Ce sont ces paroles qui ont enclenché la frénésie s’articulant autour du sujet de l’heure des internautes zélés. Plusieurs ont confondu primauté parentale, qui se veut propre aux situations auxquelles s’affaire le DPJ, et autorité parentale, qui est attribuée automatiquement aux parents, titulaires de l’autorité parentale[10].

D’une part, l’autorité parentale a pour attributs les droits et obligations qu’un parent a envers son enfant, et ce, jusqu’à ce qu’il atteigne la majorité. Ces droits et obligations consistent en ceux « nécessaires pour assumer le soin et l’entretien de l’enfant à un âge où il ne peut le faire lui-même. Le titulaire doit aussi mener à bien son éducation et le rendre autonome et capable de subvenir à ses besoins […] [il est] l’intervenant de première ligne désigné par l’État pour assurer le développement de l’enfant »[11]. Ainsi, être parent vient avec son lot de responsabilité se rapportant à « la garde, à la surveillance, à l’éducation et à l’entretien de l’enfant »[12].

L’autorité parentale est un fardeau que portent tous les parents Québécois. C’est un droit fondamental qui serait inconcevable à abolir. D’autant plus que son abolition transfèrerait ce fardeau sur les frêles épaules de l’État et du DPJ qui peinent d’ores et déjà à veiller sur les familles et les enfants vulnérables du Québec : leur ajouter le lot des familles qui fonctionnent malgré leurs dysfonctions serait de les achever. Alors, quel serait l’avantage pour le gouvernement d’abolir cela ?

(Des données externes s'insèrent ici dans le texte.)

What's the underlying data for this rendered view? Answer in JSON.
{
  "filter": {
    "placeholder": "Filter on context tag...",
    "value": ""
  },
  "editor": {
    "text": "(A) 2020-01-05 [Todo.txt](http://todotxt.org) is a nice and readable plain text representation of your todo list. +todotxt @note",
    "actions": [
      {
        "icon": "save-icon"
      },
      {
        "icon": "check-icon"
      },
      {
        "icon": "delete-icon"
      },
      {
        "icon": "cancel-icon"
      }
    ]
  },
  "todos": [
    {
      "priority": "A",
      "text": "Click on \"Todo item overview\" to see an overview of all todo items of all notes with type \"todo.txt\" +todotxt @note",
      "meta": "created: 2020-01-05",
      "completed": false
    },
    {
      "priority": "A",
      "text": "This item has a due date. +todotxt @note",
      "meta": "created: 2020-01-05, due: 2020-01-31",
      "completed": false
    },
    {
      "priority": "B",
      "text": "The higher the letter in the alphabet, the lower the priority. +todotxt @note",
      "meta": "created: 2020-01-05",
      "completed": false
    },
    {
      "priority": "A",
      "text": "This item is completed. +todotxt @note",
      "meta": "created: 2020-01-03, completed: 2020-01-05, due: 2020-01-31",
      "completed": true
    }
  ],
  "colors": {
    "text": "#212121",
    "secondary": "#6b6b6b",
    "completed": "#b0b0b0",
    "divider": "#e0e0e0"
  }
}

D’autre part, la primauté parentale est ce que nous avons pu observer dans le drame de la petite fille de Granby. Le maintien du lien de sang, soit du lien biologique, a prévalu au détriment du lien d’attachement que la petite avait avec sa grand-mère. Je reprends ce que disait Mme Laurent, « la défense de l’idéologie sur la primauté du maintien du lien familial n’est pas adaptée au système de la DPJ »[13]. D’autant plus que la Loi sur la protection de la jeunesse n’a pas beaucoup évolué depuis son adoption il y a près de 40 ans. Les situations familiales du Québec ont changé et de ne pas prendre cela en considération est de dénaturer le DPJ et son objectif. Force est d’admettre qu’à la lumière d’une tragédie aussi horrible, une révision de cette notion pourrait prévenir que de pareilles situations se reproduisent et ce, en gardant en tête l’intérêt de l’enfant et le respect de ses droits. Néanmoins, il ne faut pas enfermer le loup dans la bergerie de peur qu’il y demeure et ne ravive les brebis impunément. Pour ces raisons, gardons un œil averti sur ce projet de loi.